Why vote for swimming pool bonds when you can pay for access to the swimming pool at the Claremont Hotel, or even at the YMCA, which is out of reach of many in Berkeley? Significantly, the city of Richmond, which is not the posh bedroom community which Berkeley has become, has just finished restoring the wonderful public pool known as the Richmond Plunge with the benefit of a fundraising campaign which reached many small local donors. 

On the other hand, the city of Piedmont, a wealthy enclave carved out of the Oakland Hills, has never felt it needed to support a public library. Recently, it’s even decided not to contribute to the Oakland Public Library, which Piedmont citizens have used in the past, presumably because between online information access and Amazon well-to-do Piedmonters don’t need libraries at all any more. 

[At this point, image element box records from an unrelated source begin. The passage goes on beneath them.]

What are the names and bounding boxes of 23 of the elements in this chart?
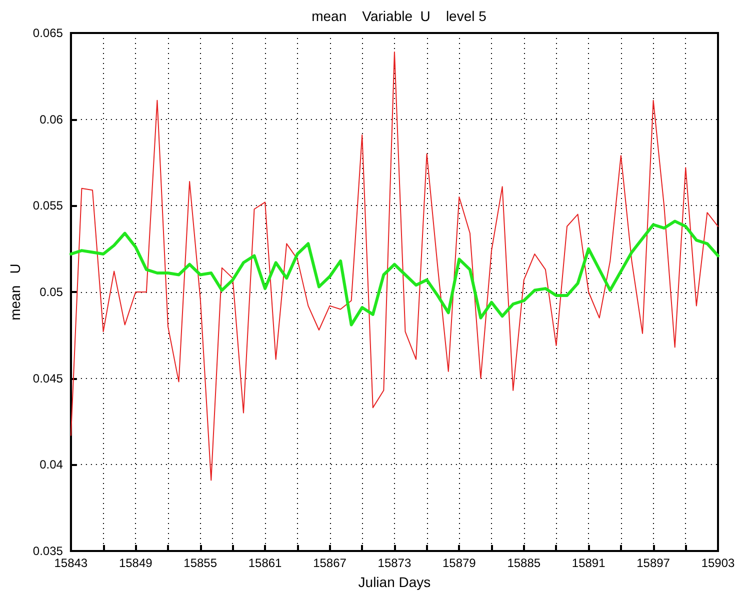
y-axis-title: mean U xyxy=(7,264,23,320)
x-tick-label: 15849 xyxy=(118,556,153,570)
chart-title: mean Variable U level 5 xyxy=(312,8,487,24)
x-tick-label: 15885 xyxy=(507,556,541,570)
y-tick-label: 0.05 xyxy=(40,285,64,299)
x-tick-label: 15903 xyxy=(701,556,736,570)
y-tick-label: 0.045 xyxy=(32,371,64,386)
y-tick-label: 0.035 xyxy=(32,544,64,558)
x-tick-label: 15873 xyxy=(378,556,412,570)
x-tick-label: 15879 xyxy=(442,556,476,570)
x-tick-label: 15867 xyxy=(313,556,347,570)
x-tick-label: 15861 xyxy=(248,556,282,570)
y-tick-label: 0.06 xyxy=(40,112,64,126)
x-tick-label: 15897 xyxy=(636,556,670,570)
line-series xyxy=(70,51,718,481)
line-series xyxy=(69,220,720,326)
y-tick-label: 0.055 xyxy=(32,198,64,213)
x-tick-label: 15891 xyxy=(572,556,606,570)
y-tick-label: 0.065 xyxy=(32,26,64,40)
x-tick-label: 15843 xyxy=(54,556,88,570)
y-tick-label: 0.04 xyxy=(40,458,64,472)
x-axis-title: Julian Days xyxy=(358,574,431,590)
x-tick-label: 15855 xyxy=(184,556,218,570)
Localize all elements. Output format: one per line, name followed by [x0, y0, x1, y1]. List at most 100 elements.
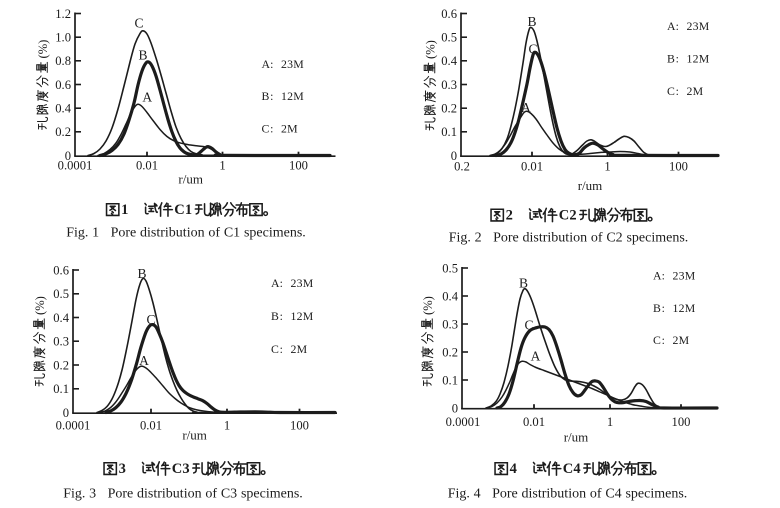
svg-text:0.3: 0.3: [441, 78, 457, 92]
svg-text:Fig. 1 Pore distribution of: Fig. 1 Pore distribution of C1 specimens…: [66, 225, 306, 240]
svg-text:B: B: [667, 52, 675, 66]
svg-text:r/um: r/um: [564, 430, 589, 445]
svg-text:1: 1: [121, 202, 128, 218]
svg-text:0.01: 0.01: [521, 160, 543, 174]
svg-text:C: C: [528, 42, 537, 57]
svg-text:A: A: [653, 269, 662, 283]
svg-text:A: A: [531, 349, 541, 364]
svg-text:B: B: [527, 14, 536, 29]
svg-text:4: 4: [510, 461, 517, 477]
svg-text:C: C: [134, 16, 143, 31]
svg-text:2: 2: [506, 208, 513, 224]
svg-text:0.01: 0.01: [136, 159, 158, 173]
svg-text:(%): (%): [421, 296, 435, 315]
svg-text::: :: [662, 301, 665, 315]
svg-text:100: 100: [289, 159, 308, 173]
svg-text:2M: 2M: [291, 342, 308, 356]
svg-text:0.2: 0.2: [55, 125, 71, 139]
svg-text:r/um: r/um: [578, 178, 603, 193]
svg-text:2M: 2M: [687, 84, 704, 98]
svg-text:1.0: 1.0: [55, 31, 71, 45]
svg-text:r/um: r/um: [178, 172, 203, 187]
svg-text:23M: 23M: [291, 276, 314, 290]
svg-text::: :: [676, 84, 679, 98]
svg-text:0.3: 0.3: [442, 317, 458, 331]
svg-text:A: A: [139, 353, 149, 368]
svg-text::: :: [662, 333, 665, 347]
svg-text:B: B: [271, 309, 279, 323]
svg-text:0: 0: [65, 149, 71, 163]
svg-text:3: 3: [119, 461, 126, 477]
svg-text:C: C: [146, 312, 155, 327]
svg-text:1: 1: [604, 160, 610, 174]
svg-text:0.1: 0.1: [53, 382, 69, 396]
svg-text:0.0001: 0.0001: [446, 415, 481, 429]
svg-text:1.2: 1.2: [55, 7, 71, 21]
svg-text:B: B: [137, 266, 146, 281]
svg-text:C4: C4: [563, 461, 581, 477]
svg-text:12M: 12M: [687, 52, 710, 66]
svg-text:2M: 2M: [673, 333, 690, 347]
svg-text:0.4: 0.4: [53, 311, 69, 325]
svg-text:A: A: [521, 100, 531, 115]
svg-text:B: B: [138, 48, 147, 63]
svg-text:0.0001: 0.0001: [58, 159, 93, 173]
svg-text:C: C: [262, 122, 270, 136]
svg-text:12M: 12M: [291, 309, 314, 323]
svg-text::: :: [270, 89, 273, 103]
svg-text:A: A: [271, 276, 280, 290]
svg-text:23M: 23M: [281, 57, 304, 71]
svg-text:0.4: 0.4: [442, 289, 458, 303]
svg-text::: :: [280, 309, 283, 323]
svg-text:(%): (%): [33, 296, 47, 315]
svg-text:Fig. 3 Pore distribution of: Fig. 3 Pore distribution of C3 specimens…: [63, 487, 303, 502]
svg-text:C: C: [653, 333, 661, 347]
svg-text:0.6: 0.6: [55, 78, 71, 92]
svg-text:(%): (%): [36, 40, 50, 59]
svg-text:0.8: 0.8: [55, 54, 71, 68]
svg-text:0.01: 0.01: [140, 419, 162, 433]
svg-text::: :: [270, 122, 273, 136]
svg-text:1: 1: [219, 159, 225, 173]
svg-text:0.0001: 0.0001: [56, 419, 91, 433]
svg-text:Fig. 2 Pore distribution of: Fig. 2 Pore distribution of C2 specimens…: [449, 231, 689, 246]
svg-text:C: C: [271, 342, 279, 356]
svg-text:A: A: [142, 90, 152, 105]
svg-text:100: 100: [672, 415, 691, 429]
svg-text::: :: [662, 269, 665, 283]
svg-text:0.3: 0.3: [53, 335, 69, 349]
svg-text:2M: 2M: [281, 122, 298, 136]
svg-text:0.2: 0.2: [53, 358, 69, 372]
svg-text:A: A: [667, 19, 676, 33]
svg-text:C3: C3: [172, 461, 190, 477]
svg-text:0.6: 0.6: [53, 263, 69, 277]
svg-text::: :: [280, 276, 283, 290]
svg-text::: :: [676, 19, 679, 33]
svg-text:C1: C1: [174, 202, 192, 218]
svg-text:0.1: 0.1: [441, 125, 457, 139]
svg-text:0.2: 0.2: [454, 160, 470, 174]
svg-text:0: 0: [451, 149, 457, 163]
svg-text:0.2: 0.2: [442, 345, 458, 359]
svg-text:0: 0: [63, 406, 69, 420]
svg-text:C: C: [667, 84, 675, 98]
svg-text:B: B: [519, 275, 528, 290]
svg-text:(%): (%): [424, 40, 438, 59]
svg-text:0.5: 0.5: [53, 287, 69, 301]
svg-text:100: 100: [669, 160, 688, 174]
svg-text:0: 0: [452, 401, 458, 415]
svg-text:0.2: 0.2: [441, 102, 457, 116]
svg-text:B: B: [653, 301, 661, 315]
svg-text:0.4: 0.4: [441, 54, 457, 68]
svg-text:1: 1: [224, 419, 230, 433]
svg-text:1: 1: [607, 415, 613, 429]
svg-text:0.1: 0.1: [442, 373, 458, 387]
svg-text:12M: 12M: [281, 89, 304, 103]
svg-text:r/um: r/um: [182, 428, 207, 443]
svg-text:0.01: 0.01: [523, 415, 545, 429]
svg-text:0.4: 0.4: [55, 102, 71, 116]
svg-text::: :: [676, 52, 679, 66]
svg-text:C2: C2: [559, 208, 577, 224]
svg-text:0.6: 0.6: [441, 7, 457, 21]
svg-text:B: B: [262, 89, 270, 103]
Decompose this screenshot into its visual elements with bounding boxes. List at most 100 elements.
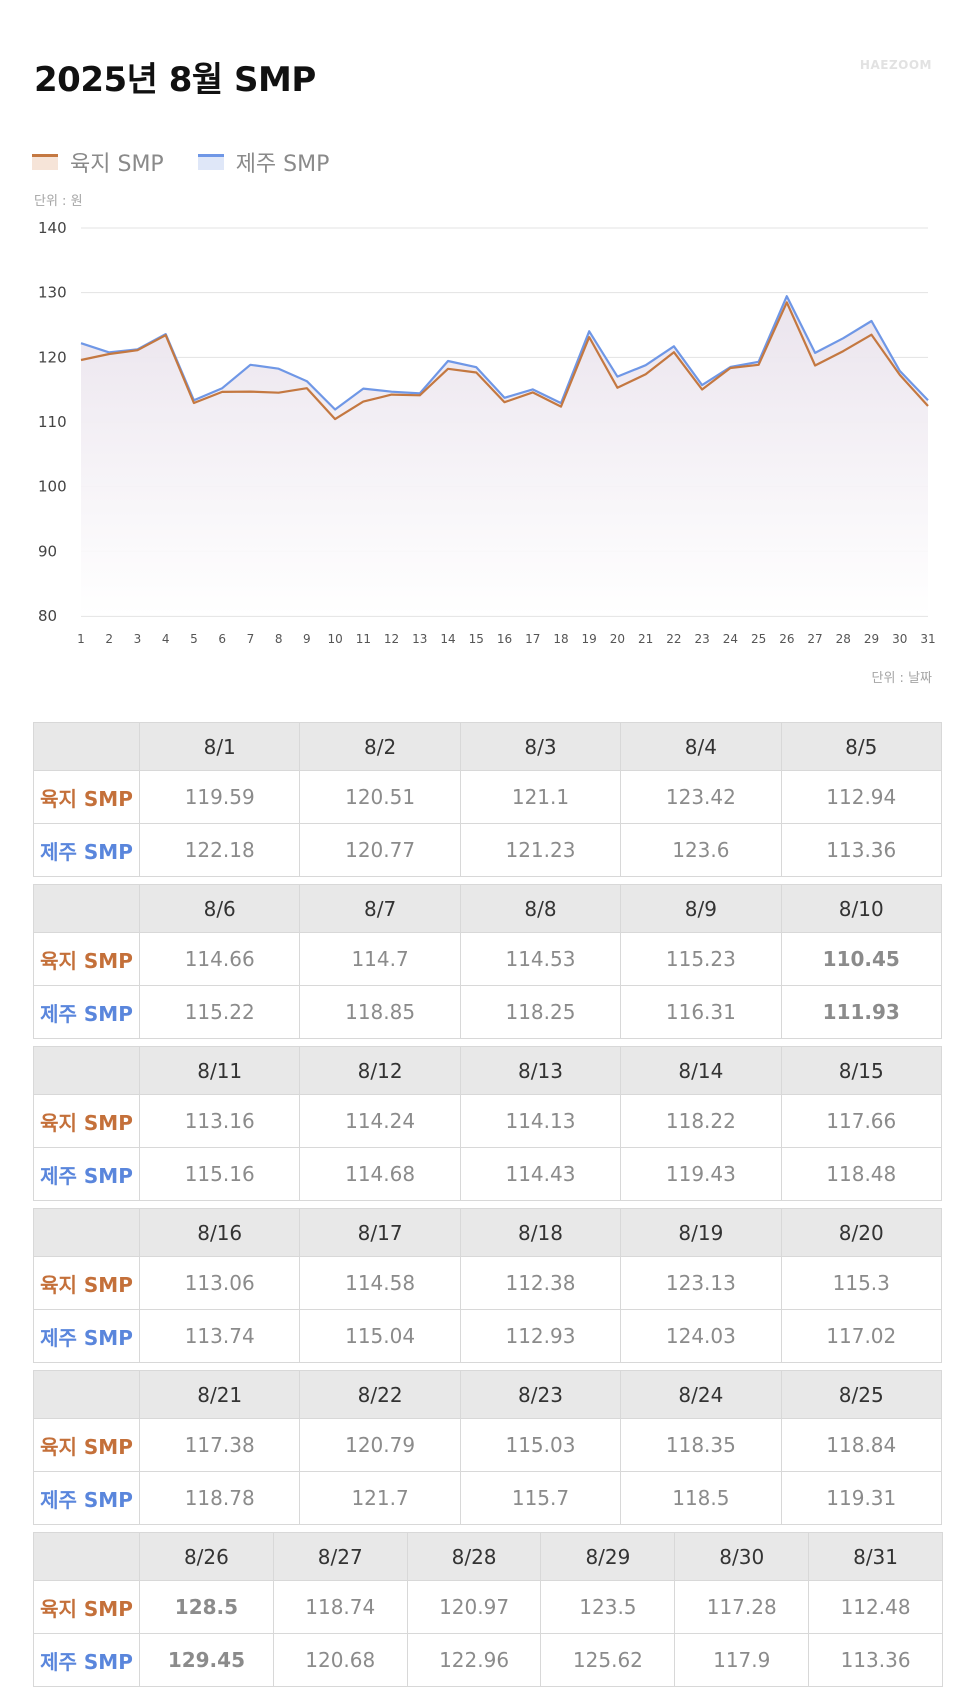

In the Gilded Age around the turn of the last century, some few members of the ruling plutocracy did take responsibility to a certain extent for the common good. Teddy Roosevelt promoted conservation in general and national parks in particular. Now there are few Teddy Roosevelts around, though a few rich guys like Bill Gates in retirement are making something of an effort, prodded, one hears, by his old-school Republican father. But there’s a notable absence of what used to be a widespread belief, that through the tax system the better-fixed citizens funded public benefits for the good of all. 

Back to the question: why should this be so? Is the problem that the “me generation”—whatever that is or was—is now in power and is completely self-centered? Is it because the media has nourished the sense of victimhood associated with paying taxes, even though taxes on the very rich have never been lower? If you have any ideas, let us know.